Monday, December 30, 2013

Manifesto Magazine China


Video stills and essay on The Locker Plant Projections featured in Manifesto - a design and architecture magazine published by Chinese Architecture firm The Design Republic in Shanghai, December 2013

manifesto
宣言 | 中国上海市徐汇区余庆路88号  邮编200030
88 yu qing road shanghai china 200030
www.thedesignrepublic.com







Friday, December 20, 2013

Tears on A Coffin Documentation video


Tears on a Coffin by Anne Katrine Senstad

A site specific public art installation that took place in Sunnyside, Queens, NY October 2013. Organized by the art foundation No Longer Empty, NY. Curated by Sarah Corona for No Longer Empty.
The project was supported by The Royal Norwegian Consulate General New York, Gallery Nine5, 419 Neon and Sunyside Shines BID.
The installation consisted of Anne Katrine Senstad's Neon sentence, a funeral car, a mariachi band playing funeral songs (not included in the video), a video installation in P.J.Horgan's Irish Pub consisting of scrolling biblical texts, random pub goers, and passerby's. The Neon sentence was later installed in the pub for the remaining weeks of the installation. 
©AKS New York 2013.




Tears on a Coffin – Curatorial text; by Sandra Cerisola
Mexico city
Tears on a Coffin is a site specific performative work that was originally planned to take place in Mexico City. It was however conceived as a traveling piece, adapting to a local environment, in this occasion in NYC.

The main focus of the artwork consists of Anne Katrine Senstad’s white Neon sentence - 'Tears on a Coffin', simulating the artist's handwriting and mounted on the roof of a funeral car, referencing advertisement aesthetic in the public realm. The funeral car would circulate through key areas of Mexico City while being filmed, establishing a dialogue with a national context; political, social-economical and historical.

The routes and performances would reference the national political panorama during the last presidential election in Mexico. The first route was planned to pass symbolic national monuments. The performative character of the piece, would have added an aspect of spatial-temporal precision, reactivating representational sites and buildings of Mexican history. Here, the work suggests the 'death' of political utopias - ranging from colonial to modern - in direct relation to the city as fluctuating and in motion.

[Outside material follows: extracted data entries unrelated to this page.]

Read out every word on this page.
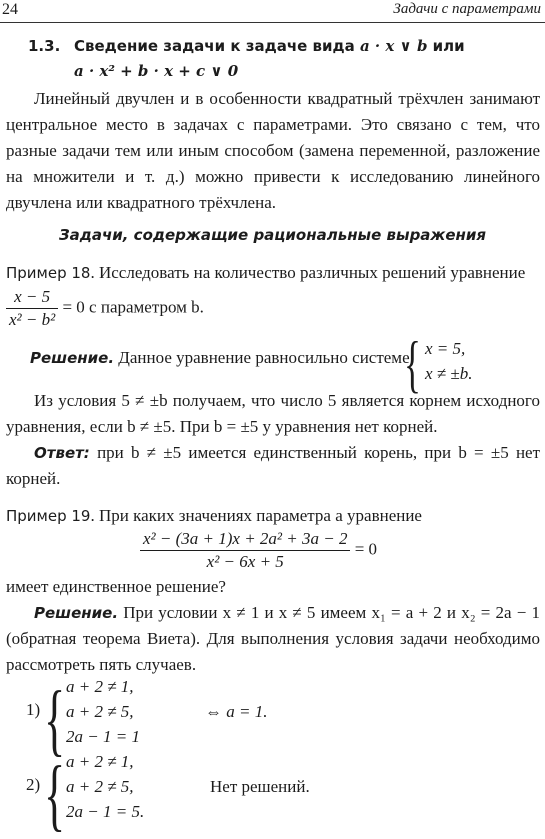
24	Задачи с параметрами
1.3. Сведение задачи к задаче вида a · x ∨ b или
a · x² + b · x + c ∨ 0
Линейный двучлен и в особенности квадратный трёхчлен занимают центральное место в задачах с параметрами. Это связано с тем, что разные задачи тем или иным способом (замена переменной, разложение на множители и т. д.) можно привести к исследованию линейного двучлена или квадратного трёхчлена.
Задачи, содержащие рациональные выражения
Пример 18. Исследовать на количество различных решений уравнение
$\frac{x - 5}{\text{x² − b²}} = 0$ с параметром b.
Решение. Данное уравнение равносильно системе
{ x = 5,
x ≠ ±b.
Из условия 5 ≠ ±b получаем, что число 5 является корнем исходного уравнения, если b ≠ ±5. При b = ±5 у уравнения нет корней.
Ответ: при b ≠ ±5 имеется единственный корень, при b = ±5 нет корней.
Пример 19. При каких значениях параметра a уравнение
$\frac{\text{x² − (3a + 1)x + 2a² + 3a − 2}}{\text{x² − 6x + 5}} = 0$
имеет единственное решение?
Решение. При условии x ≠ 1 и x ≠ 5 имеем x₁ = a + 2 и x₂ = 2a − 1 (обратная теорема Виета). Для выполнения условия задачи необходимо рассмотреть пять случаев.
1) { a + 2 ≠ 1,
a + 2 ≠ 5,
2a − 1 = 1
⇔ a = 1.
2) { a + 2 ≠ 1,
a + 2 ≠ 5,
2a − 1 = 5.
Нет решений.
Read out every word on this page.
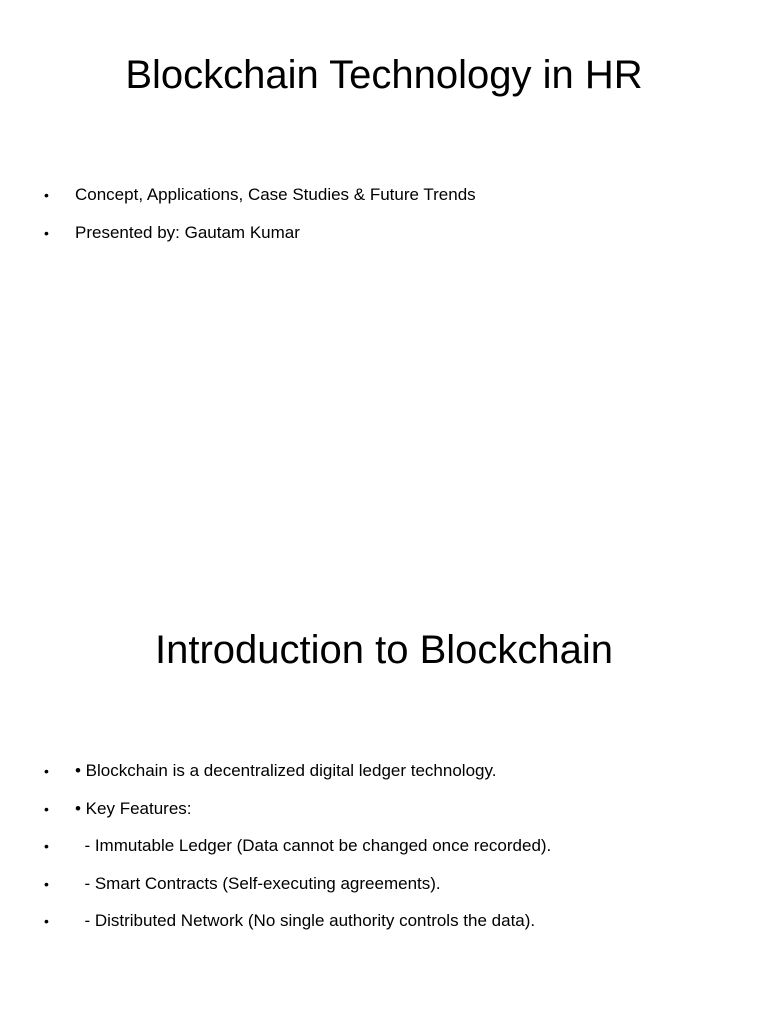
Blockchain Technology in HR

•

	Concept, Applications, Case Studies & Future Trends

•

	Presented by: Gautam Kumar

Introduction to Blockchain

•

	• Blockchain is a decentralized digital ledger technology.

•

	• Key Features:

•

	- Immutable Ledger (Data cannot be changed once recorded).

•

	- Smart Contracts (Self-executing agreements).

•

	- Distributed Network (No single authority controls the data).
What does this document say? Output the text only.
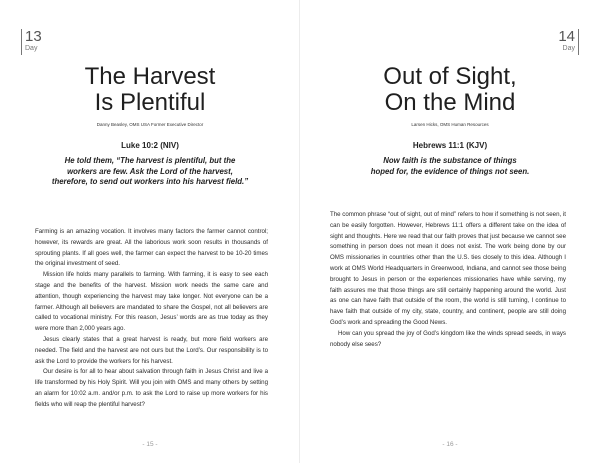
13
Day
The Harvest
Is Plentiful
Danny Beasley, OMS USA Former Executive Director
Luke 10:2 (NIV)
He told them, “The harvest is plentiful, but the
workers are few. Ask the Lord of the harvest,
therefore, to send out workers into his harvest field.”

Farming is an amazing vocation. It involves many factors the farmer cannot control; however, its rewards are great. All the laborious work soon results in thousands of sprouting plants. If all goes well, the farmer can expect the harvest to be 10-20 times the original investment of seed.

Mission life holds many parallels to farming. With farming, it is easy to see each stage and the benefits of the harvest. Mission work needs the same care and attention, though experiencing the harvest may take longer. Not everyone can be a farmer. Although all believers are mandated to share the Gospel, not all believers are called to vocational ministry. For this reason, Jesus’ words are as true today as they were more than 2,000 years ago.

Jesus clearly states that a great harvest is ready, but more field workers are needed. The field and the harvest are not ours but the Lord’s. Our responsibility is to ask the Lord to provide the workers for his harvest.

Our desire is for all to hear about salvation through faith in Jesus Christ and live a life transformed by his Holy Spirit. Will you join with OMS and many others by setting an alarm for 10:02 a.m. and/or p.m. to ask the Lord to raise up more workers for his fields who will reap the plentiful harvest?

- 15 -
14
Day
Out of Sight,
On the Mind
Larsen Hicks, OMS Human Resources
Hebrews 11:1 (KJV)
Now faith is the substance of things
hoped for, the evidence of things not seen.

The common phrase “out of sight, out of mind” refers to how if something is not seen, it can be easily forgotten. However, Hebrews 11:1 offers a different take on the idea of sight and thoughts. Here we read that our faith proves that just because we cannot see something in person does not mean it does not exist. The work being done by our OMS missionaries in countries other than the U.S. ties closely to this idea. Although I work at OMS World Headquarters in Greenwood, Indiana, and cannot see those being brought to Jesus in person or the experiences missionaries have while serving, my faith assures me that those things are still certainly happening around the world. Just as one can have faith that outside of the room, the world is still turning, I continue to have faith that outside of my city, state, country, and continent, people are still doing God’s work and spreading the Good News.

How can you spread the joy of God’s kingdom like the winds spread seeds, in ways nobody else sees?

- 16 -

The second route was planned in the area of Santa Fe; a relatively new urban area containing headquarters of multinational corporations, a huge exclusive shopping mall, upper social-economical residential areas and a private university, all built on the remains of a large garbage dump where extreme poverty continues to co-exist in radical contrast. For this route a traditional rural orchestra was to play in procession following the funeral car. These bands are used for poor people's funerals in rural Mexico. The songs are simple and rough (usually out of tune).

At this stage Tears on a Coffin, was intended to involve a transgressive act in a sterile environment. Spontaneous reactions of people would have been part of the piece, both as regular passerby’s and as participants in the procession. This performance, was meant to stress the existent contrast between two Mexican post-colonial realities represented in the video by the city garbage dump inhabitants, both old and new, and the band with the the new urban opulent development as background.

The visual hyperbole of the neon on the large black funeral car circulating, is ironically suggestive of the evident phenomena in Mexico in this case, where it has been historically common that people react with a closed eye to the abuse of power.